There is urgency in this scene. An elk herd, late in the fall, makes the critical decision to leave the high country and head for the wintering grounds. This herd travels along an alpine ridge with haste. No time is lost since snow depth can quickly become a problem in the high country. The elk herd flows along the ridgeline like river water – as they roll up over a rise in the terrain they bunch up like water compressing over a large boulder. Once the herd breaks over the rise the tension is broken and the energy of the group, like rapids in a choppy river, settles out and flows more relaxed and calmly downstream.
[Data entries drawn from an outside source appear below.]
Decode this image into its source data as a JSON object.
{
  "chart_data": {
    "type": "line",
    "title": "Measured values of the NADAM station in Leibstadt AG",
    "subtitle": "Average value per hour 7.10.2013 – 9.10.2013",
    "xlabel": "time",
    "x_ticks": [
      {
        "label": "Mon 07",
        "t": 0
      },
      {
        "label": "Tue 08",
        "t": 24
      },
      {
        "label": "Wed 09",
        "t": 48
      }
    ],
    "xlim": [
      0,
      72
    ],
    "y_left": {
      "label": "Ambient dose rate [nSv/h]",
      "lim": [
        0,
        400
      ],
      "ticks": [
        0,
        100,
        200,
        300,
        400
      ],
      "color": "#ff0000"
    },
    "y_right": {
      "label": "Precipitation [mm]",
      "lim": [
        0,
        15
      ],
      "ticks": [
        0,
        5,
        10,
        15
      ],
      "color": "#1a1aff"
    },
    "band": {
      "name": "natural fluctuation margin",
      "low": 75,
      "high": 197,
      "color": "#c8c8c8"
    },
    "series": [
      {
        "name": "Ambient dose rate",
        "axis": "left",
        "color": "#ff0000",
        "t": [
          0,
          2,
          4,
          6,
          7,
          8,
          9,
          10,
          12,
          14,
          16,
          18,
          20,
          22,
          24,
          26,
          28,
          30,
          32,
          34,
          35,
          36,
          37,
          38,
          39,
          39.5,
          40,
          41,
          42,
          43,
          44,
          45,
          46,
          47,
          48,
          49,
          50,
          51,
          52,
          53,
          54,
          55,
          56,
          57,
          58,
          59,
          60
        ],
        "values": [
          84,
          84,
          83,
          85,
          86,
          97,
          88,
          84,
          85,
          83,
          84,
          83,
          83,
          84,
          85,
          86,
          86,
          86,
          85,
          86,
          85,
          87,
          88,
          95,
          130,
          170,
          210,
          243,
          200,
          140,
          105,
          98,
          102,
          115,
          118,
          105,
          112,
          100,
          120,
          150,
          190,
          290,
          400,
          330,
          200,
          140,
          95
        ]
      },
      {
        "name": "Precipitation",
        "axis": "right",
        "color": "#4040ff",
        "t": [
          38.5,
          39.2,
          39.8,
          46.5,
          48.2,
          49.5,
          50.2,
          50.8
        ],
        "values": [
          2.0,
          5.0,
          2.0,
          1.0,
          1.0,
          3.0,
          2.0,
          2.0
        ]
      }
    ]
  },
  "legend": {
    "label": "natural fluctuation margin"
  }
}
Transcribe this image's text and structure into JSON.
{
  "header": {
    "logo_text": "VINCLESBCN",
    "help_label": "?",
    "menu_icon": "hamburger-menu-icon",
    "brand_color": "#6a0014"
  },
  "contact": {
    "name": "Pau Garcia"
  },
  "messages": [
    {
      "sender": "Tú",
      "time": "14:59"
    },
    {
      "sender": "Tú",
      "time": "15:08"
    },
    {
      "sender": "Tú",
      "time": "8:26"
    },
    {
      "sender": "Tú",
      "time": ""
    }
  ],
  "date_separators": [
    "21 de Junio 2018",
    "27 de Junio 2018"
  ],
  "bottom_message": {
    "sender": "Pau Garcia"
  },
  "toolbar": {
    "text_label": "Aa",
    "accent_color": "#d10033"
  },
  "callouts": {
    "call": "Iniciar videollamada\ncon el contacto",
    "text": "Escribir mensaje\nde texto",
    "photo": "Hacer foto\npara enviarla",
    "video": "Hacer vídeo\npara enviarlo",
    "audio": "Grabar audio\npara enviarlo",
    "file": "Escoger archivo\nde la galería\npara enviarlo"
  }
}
On the left side of the painting the storm moving into the high country is dark and the force of the lines in the clouds is pressing down on the herd to create tension. As the herd moves along the terrain, the energy dissipates. The sky has a calmer feeling toward the right which helps nurture a sense of relief in the direction the herd is moving towards. A slight yellow glow in the sky to the right hints of a warm hospitable place that the elk are headed to. The cows furthest to the right even seem to say: “Look guys over there”... “Not much further”.
I am intrigued by the pattern that herds and flocks create on a landscape. The individual animals themselves become simple points that are randomly arranged, but collectively they create flowing lines and shapes that are so naturally artistic. The long narrow dimension of this painting helps to accentuate the flowing nature and dynamics of this big elk herd moving across the land like a river of elk.